Se não fosse pela pausa de horas
atrás com seus cantis da água e a comida dada por Gustav, todos estariam com um
humor ainda pior.
—
Se eu não gastar muitos cristais, talvez eu consiga vendê-los em Sandrealm e,
quem sabe, recuperar o meu dinheiro. —
Disse Viktor, falando sozinho em voz alta para os outros ouvirem.
—
Só agradeça por estar vivo... E de barriga cheia... — Advertiu Elise. — Podíamos ter morrido... Ou podíamos ter
virado marionetes daquele mago... Se não estivéssemos com Dreadraven, não
poderíamos estar indo resgatar Lily agora...
—
Verdade... — O
Sandrealmer bufou. Então, ele olhou para Dreadraven. — Doutor... Você não ouviu nada estranho, não
é? Nem de mim, nem de Elise...?
—
Nada vergonhoso. —
Ele respondeu solenemente.
—
Ótimo... — Viktor
esboçou um sorriso. —
Aquele rato não deve ter entrado tão fundo assim nas nossas mentes... Ou você
não os deixou. De qualquer maneira...
Então, ele parou de falar.
O trio voltou sua atenção para os
passos. Eles pareciam cada vez mais perto, vindos por entre os arbustos à
esquerda de onde os companheiros estavam.
—
Quatro... — Viktor
balançou a cabeça para os lados. —
Não... Cinco pessoas. Andando com calma. Passos leves... Ninguém deve estar
usando armadura.
—
Vão ser um problema mesmo assim... —
Murmurou Dreadraven.
—
Pressentimento?
—
Consigo sentir o poder mágico deles... —
O doutor se voltou para Elise. —
Quais as chances de você ter algum aliado entre eles...?
—
Pequenas... — Ela
respondeu desanimada.
Então, eles apareceram.
Suas roupas eram túnicas brancas.
Os bordados dourados eram os mesmos da de Elise. Todos os seus acessórios, como
braceletes e brincos, eram da cor do ouro.

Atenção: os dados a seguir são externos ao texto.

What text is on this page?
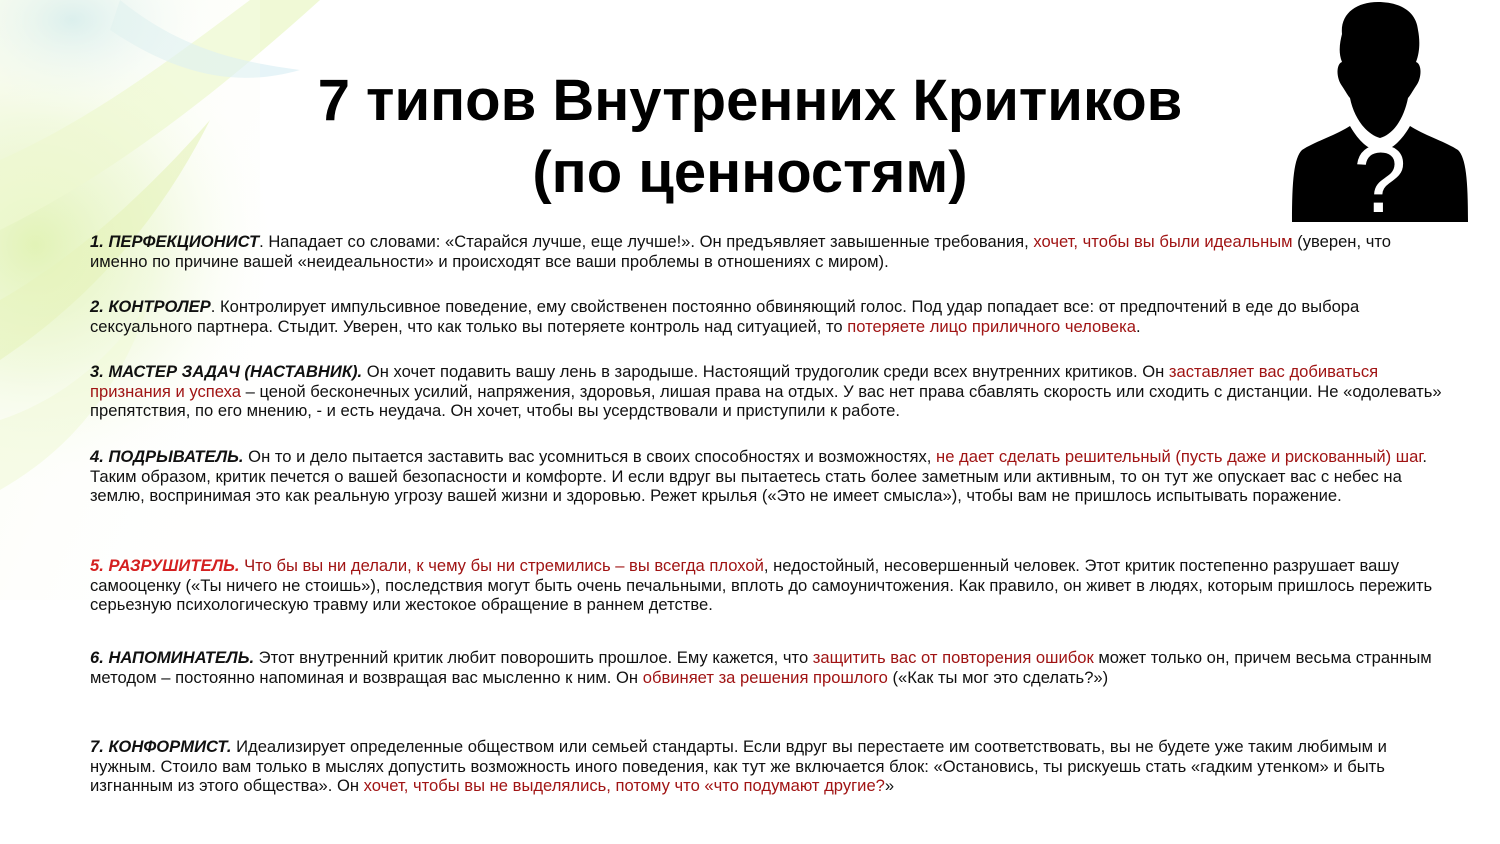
7 типов Внутренних Критиков
(по ценностям)	?

1. ПЕРФЕКЦИОНИСТ. Нападает со словами: «Старайся лучше, еще лучше!». Он предъявляет завышенные требования, хочет, чтобы вы были идеальным (уверен, что именно по причине вашей «неидеальности» и происходят все ваши проблемы в отношениях с миром).

2. КОНТРОЛЕР. Контролирует импульсивное поведение, ему свойственен постоянно обвиняющий голос. Под удар попадает все: от предпочтений в еде до выбора сексуального партнера. Стыдит. Уверен, что как только вы потеряете контроль над ситуацией, то потеряете лицо приличного человека.

3. МАСТЕР ЗАДАЧ (НАСТАВНИК). Он хочет подавить вашу лень в зародыше. Настоящий трудоголик среди всех внутренних критиков. Он заставляет вас добиваться признания и успеха – ценой бесконечных усилий, напряжения, здоровья, лишая права на отдых. У вас нет права сбавлять скорость или сходить с дистанции. Не «одолевать» препятствия, по его мнению, - и есть неудача. Он хочет, чтобы вы усердствовали и приступили к работе.

4. ПОДРЫВАТЕЛЬ. Он то и дело пытается заставить вас усомниться в своих способностях и возможностях, не дает сделать решительный (пусть даже и рискованный) шаг. Таким образом, критик печется о вашей безопасности и комфорте. И если вдруг вы пытаетесь стать более заметным или активным, то он тут же опускает вас с небес на землю, воспринимая это как реальную угрозу вашей жизни и здоровью. Режет крылья («Это не имеет смысла»), чтобы вам не пришлось испытывать поражение.

5. РАЗРУШИТЕЛЬ. Что бы вы ни делали, к чему бы ни стремились – вы всегда плохой, недостойный, несовершенный человек. Этот критик постепенно разрушает вашу самооценку («Ты ничего не стоишь»), последствия могут быть очень печальными, вплоть до самоуничтожения. Как правило, он живет в людях, которым пришлось пережить серьезную психологическую травму или жестокое обращение в раннем детстве.

6. НАПОМИНАТЕЛЬ. Этот внутренний критик любит поворошить прошлое. Ему кажется, что защитить вас от повторения ошибок может только он, причем весьма странным методом – постоянно напоминая и возвращая вас мысленно к ним. Он обвиняет за решения прошлого («Как ты мог это сделать?»)

7. КОНФОРМИСТ. Идеализирует определенные обществом или семьей стандарты. Если вдруг вы перестаете им соответствовать, вы не будете уже таким любимым и нужным. Стоило вам только в мыслях допустить возможность иного поведения, как тут же включается блок: «Остановись, ты рискуешь стать «гадким утенком» и быть изгнанным из этого общества». Он хочет, чтобы вы не выделялись, потому что «что подумают другие?»
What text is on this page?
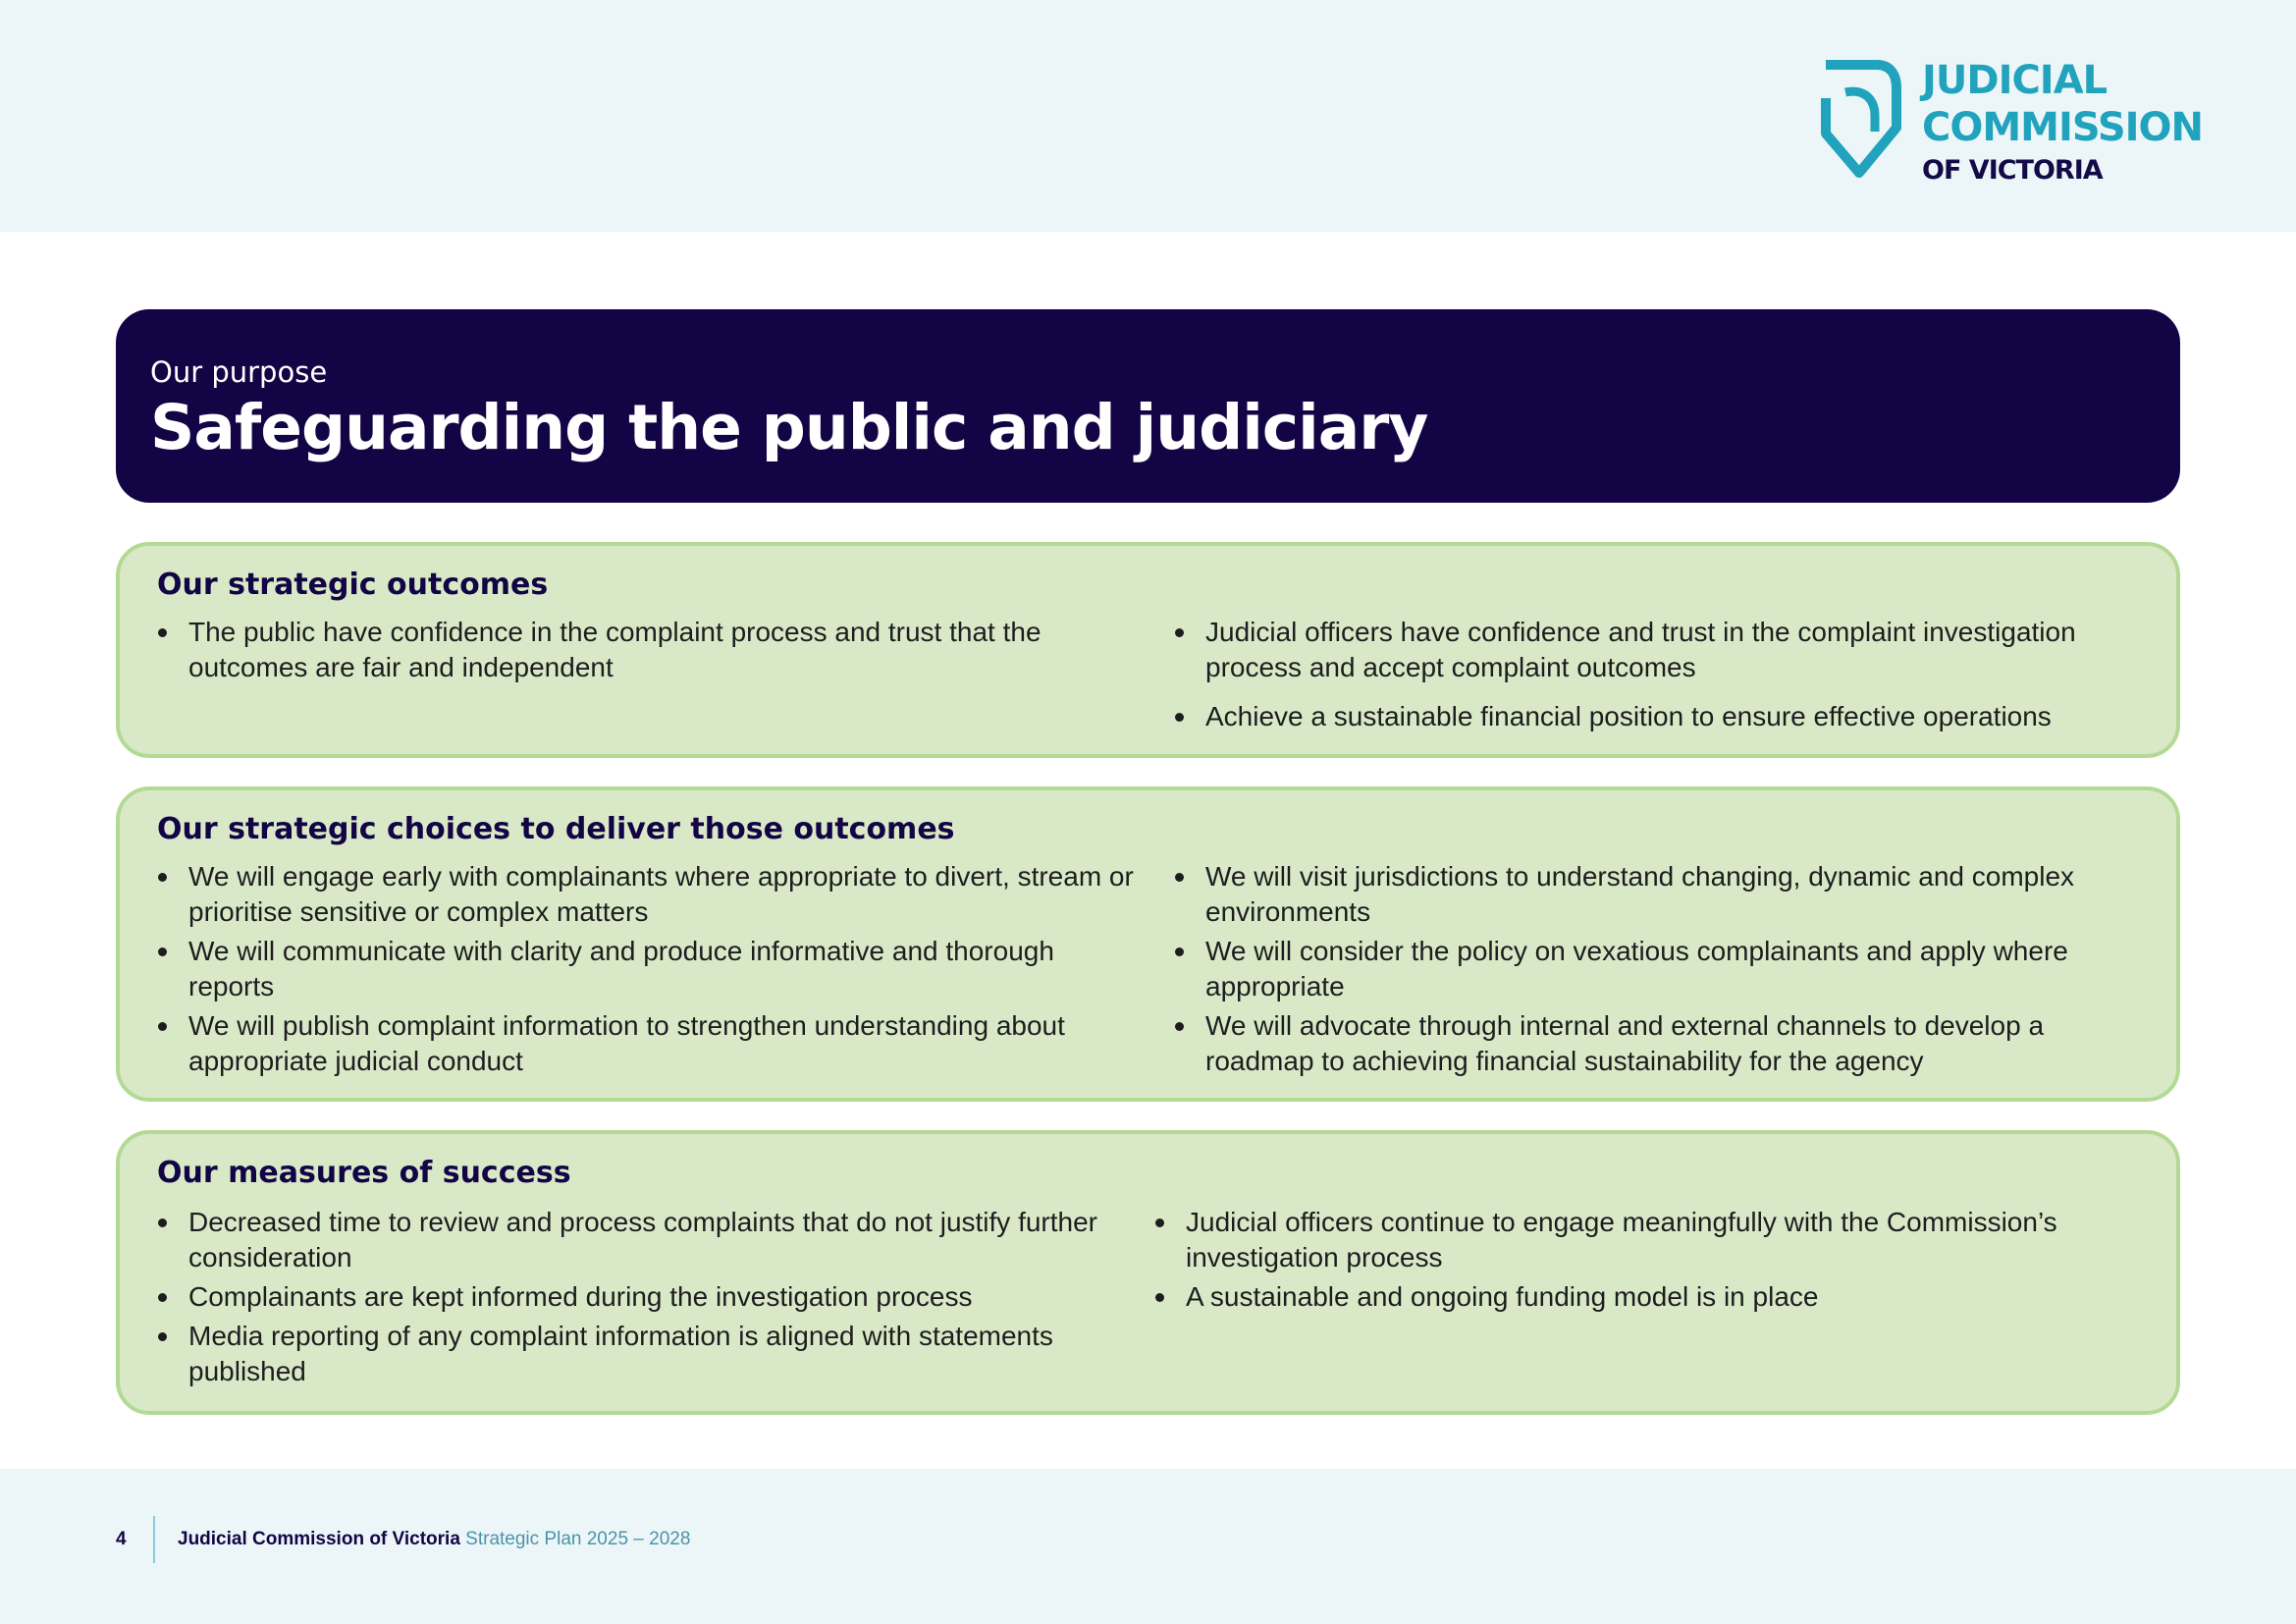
JUDICIAL
COMMISSION
OF VICTORIA
Our purpose
Safeguarding the public and judiciary
Our strategic outcomes
The public have confidence in the complaint process and trust that the outcomes are fair and independent
Judicial officers have confidence and trust in the complaint investigation process and accept complaint outcomes
Achieve a sustainable financial position to ensure effective operations
Our strategic choices to deliver those outcomes
We will engage early with complainants where appropriate to divert, stream or prioritise sensitive or complex matters
We will communicate with clarity and produce informative and thorough reports
We will publish complaint information to strengthen understanding about appropriate judicial conduct
We will visit jurisdictions to understand changing, dynamic and complex environments
We will consider the policy on vexatious complainants and apply where appropriate
We will advocate through internal and external channels to develop a roadmap to achieving financial sustainability for the agency
Our measures of success
Decreased time to review and process complaints that do not justify further consideration
Complainants are kept informed during the investigation process
Media reporting of any complaint information is aligned with statements published
Judicial officers continue to engage meaningfully with the Commission’s investigation process
A sustainable and ongoing funding model is in place
4	Judicial Commission of Victoria Strategic Plan 2025 – 2028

De mãos vazias, os sacerdotes e
sacerdotisas pareciam cumprimentar os desconhecidos, isso é, até perceberam a
presença da mulher no grupo.
—
Elise... — Um homem com
uma longa loira murmurou surpreso e, então, sorriu. — Que surpresa vê-la aqui
—
Eu disse que voltaria. —
Ela retrucou.
—
É verdade... — Ele
alisou a barba. — E o
Ancião disse que você morreria se fizesse isso...
—
Ah... — A sacerdotisa
sorriu. — E você acha
que eu vou ficar parada, esperando ser executada? — Das suas mãos, correntes elétricas de luz
branca começaram a surgir, causando estalos pelo ar. — Pense de novo.